Otakku disusupi sejumput pertanyaan mengenai apa sebenarnya motif dari Dokter Flo mengumpulkan mereka semua, bahkan mengganti sebagian tubuhnya dengan benda lain dan masih dipaksa untuk tetap hidup. Dia gila! Mungkin pria itu berhubungan dengan deep web, tempat penjualan organ ilegal di internet.
Tanpa sadar aku menahan napas, posisi kami sejajar begitu subjek 003 melangkah perlahan melewati kami. Dalam kegelapan, pakaian hijau kebiruan yang biasa dipakai pasien berkelepak kala angin kencang berembus dari arah taman.
Bahkan sampai punggungku bersembunyi di balik tumpukan brankar, napas ini tak mampu bekerja dengan baik. Altair tiba beberapa detik kemudian dengan peluh bercucuran di pelipisnya.
"Subjek 003 buta, matanya diambil dan mungkin dia lagi nyari." Telapak tangan bergestur kasar berukuran lebih besar dariku itu gemetaran. "Bahayanya, pendengaran dia bagus, jadi kayaknya nggak apa kalo kita keluar sekarang."
Kuraih raih tangannya, merasakan sensasi hangat sejenak di tengah keringat dingin. Belum sempat kuucapkan tujuan kami, dari balik brankar yang kami sandari desingan logam mulai berderap cepat. Aku menarik Altair untuk berseluncur di lantai dengan darah sebagai pelumas, anak itu terkejut luar biasa dan melepas sepasang sendalnya untuk dilempar di dekat brankar tadi.
Pria itu menghancurkan tempat kami meletakkan pantat, membabi-butanya sampai remuk-remuk hingga tegel bergemeletuk. Dari jarak teramat dekat parasnya menakutkan. Bahkan rahang serta sebagian tengkorak subjek 003 terbuat dari logam, entah isinya seperti apa.
Pakaian kami basah oleh darah, aku mengeluh dalam hati tentang betapa sulitnya semua ini dibersihkan kalau sudah kering nanti. Padahal di depan Altair, seorang cyborg tengah mengamuk menghancurkan dinding berkramik.
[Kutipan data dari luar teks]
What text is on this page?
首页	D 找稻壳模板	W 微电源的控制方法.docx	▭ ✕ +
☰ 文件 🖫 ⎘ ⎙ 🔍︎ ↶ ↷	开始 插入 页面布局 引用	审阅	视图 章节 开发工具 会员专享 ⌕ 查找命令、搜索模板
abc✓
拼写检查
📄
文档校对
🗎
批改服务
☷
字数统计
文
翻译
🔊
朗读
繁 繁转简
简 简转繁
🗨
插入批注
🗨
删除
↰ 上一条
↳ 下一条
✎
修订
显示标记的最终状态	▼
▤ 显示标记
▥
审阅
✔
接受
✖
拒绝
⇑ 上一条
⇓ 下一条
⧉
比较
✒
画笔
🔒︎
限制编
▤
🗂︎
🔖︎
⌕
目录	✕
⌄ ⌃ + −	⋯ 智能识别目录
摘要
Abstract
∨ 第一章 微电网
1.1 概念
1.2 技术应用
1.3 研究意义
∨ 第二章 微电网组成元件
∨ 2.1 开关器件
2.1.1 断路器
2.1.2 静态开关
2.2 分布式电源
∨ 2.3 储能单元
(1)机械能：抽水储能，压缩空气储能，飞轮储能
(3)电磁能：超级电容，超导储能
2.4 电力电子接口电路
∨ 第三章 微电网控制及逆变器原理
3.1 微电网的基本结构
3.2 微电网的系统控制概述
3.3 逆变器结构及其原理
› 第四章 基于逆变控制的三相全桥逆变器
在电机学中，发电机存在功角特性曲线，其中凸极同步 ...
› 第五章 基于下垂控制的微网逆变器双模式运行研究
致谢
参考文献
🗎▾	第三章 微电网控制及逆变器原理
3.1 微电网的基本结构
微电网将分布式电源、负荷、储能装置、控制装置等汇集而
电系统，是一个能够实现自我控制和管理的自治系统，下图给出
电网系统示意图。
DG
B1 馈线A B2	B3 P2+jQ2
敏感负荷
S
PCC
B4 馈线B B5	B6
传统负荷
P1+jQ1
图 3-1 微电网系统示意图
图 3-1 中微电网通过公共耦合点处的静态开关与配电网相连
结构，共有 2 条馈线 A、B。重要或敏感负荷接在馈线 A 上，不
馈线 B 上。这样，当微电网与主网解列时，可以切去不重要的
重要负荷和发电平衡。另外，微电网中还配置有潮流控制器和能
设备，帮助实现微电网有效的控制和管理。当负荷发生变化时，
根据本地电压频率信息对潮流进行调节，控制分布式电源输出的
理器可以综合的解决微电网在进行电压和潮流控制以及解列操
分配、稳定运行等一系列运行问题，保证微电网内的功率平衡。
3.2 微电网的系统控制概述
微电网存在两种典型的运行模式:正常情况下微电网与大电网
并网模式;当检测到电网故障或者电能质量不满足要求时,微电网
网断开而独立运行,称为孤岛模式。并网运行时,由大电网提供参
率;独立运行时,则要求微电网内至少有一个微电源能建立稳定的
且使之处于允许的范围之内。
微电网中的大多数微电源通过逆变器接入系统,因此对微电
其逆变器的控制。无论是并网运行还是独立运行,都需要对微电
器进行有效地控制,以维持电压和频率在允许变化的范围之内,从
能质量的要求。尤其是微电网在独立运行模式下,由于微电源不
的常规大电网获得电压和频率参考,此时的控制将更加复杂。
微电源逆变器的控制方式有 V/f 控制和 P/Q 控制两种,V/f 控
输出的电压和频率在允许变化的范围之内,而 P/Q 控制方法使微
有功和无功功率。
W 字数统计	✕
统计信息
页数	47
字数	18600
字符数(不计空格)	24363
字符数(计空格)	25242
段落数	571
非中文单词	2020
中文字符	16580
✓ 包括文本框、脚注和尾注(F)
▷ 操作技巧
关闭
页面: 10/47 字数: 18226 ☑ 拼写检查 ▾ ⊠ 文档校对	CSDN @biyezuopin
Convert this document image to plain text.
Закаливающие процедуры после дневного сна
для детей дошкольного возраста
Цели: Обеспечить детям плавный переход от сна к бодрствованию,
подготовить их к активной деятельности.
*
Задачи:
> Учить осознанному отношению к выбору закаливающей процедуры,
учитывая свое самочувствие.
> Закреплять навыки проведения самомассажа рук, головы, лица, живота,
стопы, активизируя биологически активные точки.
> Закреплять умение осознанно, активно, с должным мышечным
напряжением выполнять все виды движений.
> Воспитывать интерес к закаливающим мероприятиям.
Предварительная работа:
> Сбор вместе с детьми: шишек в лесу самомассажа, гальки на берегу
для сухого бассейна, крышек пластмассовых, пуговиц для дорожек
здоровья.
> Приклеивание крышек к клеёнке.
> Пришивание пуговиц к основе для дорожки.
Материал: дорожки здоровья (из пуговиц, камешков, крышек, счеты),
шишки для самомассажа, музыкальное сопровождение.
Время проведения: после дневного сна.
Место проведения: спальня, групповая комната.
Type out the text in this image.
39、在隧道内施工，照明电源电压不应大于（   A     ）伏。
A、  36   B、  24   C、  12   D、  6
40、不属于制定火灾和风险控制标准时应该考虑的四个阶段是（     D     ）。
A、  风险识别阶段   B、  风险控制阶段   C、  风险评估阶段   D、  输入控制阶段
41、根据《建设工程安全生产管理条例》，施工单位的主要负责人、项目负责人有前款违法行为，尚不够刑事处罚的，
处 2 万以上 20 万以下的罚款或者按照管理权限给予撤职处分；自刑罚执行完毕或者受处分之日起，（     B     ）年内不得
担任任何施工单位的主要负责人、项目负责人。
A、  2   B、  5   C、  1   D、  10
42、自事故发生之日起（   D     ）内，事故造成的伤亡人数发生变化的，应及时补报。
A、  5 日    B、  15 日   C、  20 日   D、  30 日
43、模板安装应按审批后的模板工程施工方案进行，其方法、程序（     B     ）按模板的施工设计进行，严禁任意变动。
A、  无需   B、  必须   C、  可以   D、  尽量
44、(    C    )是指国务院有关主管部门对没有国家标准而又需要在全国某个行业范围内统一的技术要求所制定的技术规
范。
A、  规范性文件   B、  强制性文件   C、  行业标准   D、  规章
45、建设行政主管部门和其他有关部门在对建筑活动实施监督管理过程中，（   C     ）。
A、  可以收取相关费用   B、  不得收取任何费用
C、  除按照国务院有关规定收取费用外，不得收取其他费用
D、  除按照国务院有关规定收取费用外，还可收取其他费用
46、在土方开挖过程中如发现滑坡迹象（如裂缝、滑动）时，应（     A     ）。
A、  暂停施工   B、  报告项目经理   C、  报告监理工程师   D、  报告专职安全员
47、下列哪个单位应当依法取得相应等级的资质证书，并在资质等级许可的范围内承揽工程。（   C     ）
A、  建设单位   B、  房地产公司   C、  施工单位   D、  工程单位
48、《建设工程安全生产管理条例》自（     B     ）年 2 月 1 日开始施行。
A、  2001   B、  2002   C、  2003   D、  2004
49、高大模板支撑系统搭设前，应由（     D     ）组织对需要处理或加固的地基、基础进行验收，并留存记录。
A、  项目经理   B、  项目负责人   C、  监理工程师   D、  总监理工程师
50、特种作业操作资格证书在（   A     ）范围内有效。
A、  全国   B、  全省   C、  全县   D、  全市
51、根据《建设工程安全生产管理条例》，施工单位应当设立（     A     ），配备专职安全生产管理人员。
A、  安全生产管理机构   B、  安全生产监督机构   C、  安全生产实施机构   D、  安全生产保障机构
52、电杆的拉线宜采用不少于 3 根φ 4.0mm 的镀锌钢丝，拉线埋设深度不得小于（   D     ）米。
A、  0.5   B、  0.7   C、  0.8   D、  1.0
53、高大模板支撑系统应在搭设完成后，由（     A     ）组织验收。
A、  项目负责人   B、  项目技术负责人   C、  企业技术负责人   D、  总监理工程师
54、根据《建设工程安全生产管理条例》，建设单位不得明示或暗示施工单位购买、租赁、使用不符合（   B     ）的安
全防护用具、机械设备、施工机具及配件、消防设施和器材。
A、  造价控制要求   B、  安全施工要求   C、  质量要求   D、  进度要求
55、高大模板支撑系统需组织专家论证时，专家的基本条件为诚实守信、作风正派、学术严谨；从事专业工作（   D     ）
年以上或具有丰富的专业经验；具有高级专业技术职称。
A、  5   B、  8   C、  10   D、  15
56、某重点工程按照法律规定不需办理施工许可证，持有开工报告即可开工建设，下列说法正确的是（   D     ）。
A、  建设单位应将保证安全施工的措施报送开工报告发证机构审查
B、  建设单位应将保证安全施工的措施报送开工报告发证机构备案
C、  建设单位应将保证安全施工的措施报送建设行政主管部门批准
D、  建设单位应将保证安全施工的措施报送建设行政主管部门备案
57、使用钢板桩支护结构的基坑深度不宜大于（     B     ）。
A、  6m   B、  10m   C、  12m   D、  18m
Sama sekali tidak ada bebunyian yang keluar dari bibir dingin itu, hanya gesekan-gesekan logam menjadi backsound pengiring.
Dengan sebelah tangannya, Altair memberiku kode untuk segera pergi dari sini. "Tangga di area lain," ujarnya tanpa suara.
Pelan, begitu pelan kami menarik langkah. Namun, keadaan benar-benar sedang bermusuhan denganku. Pinggang tak sengaja menyenggol kursi panjang, membuatnya berdirit dan cyborg itu spontan menoleh.
"Lari!" desis Altair tegas, tak peduli lagi dengan pria itu. Posisi kami sudah ketahuan!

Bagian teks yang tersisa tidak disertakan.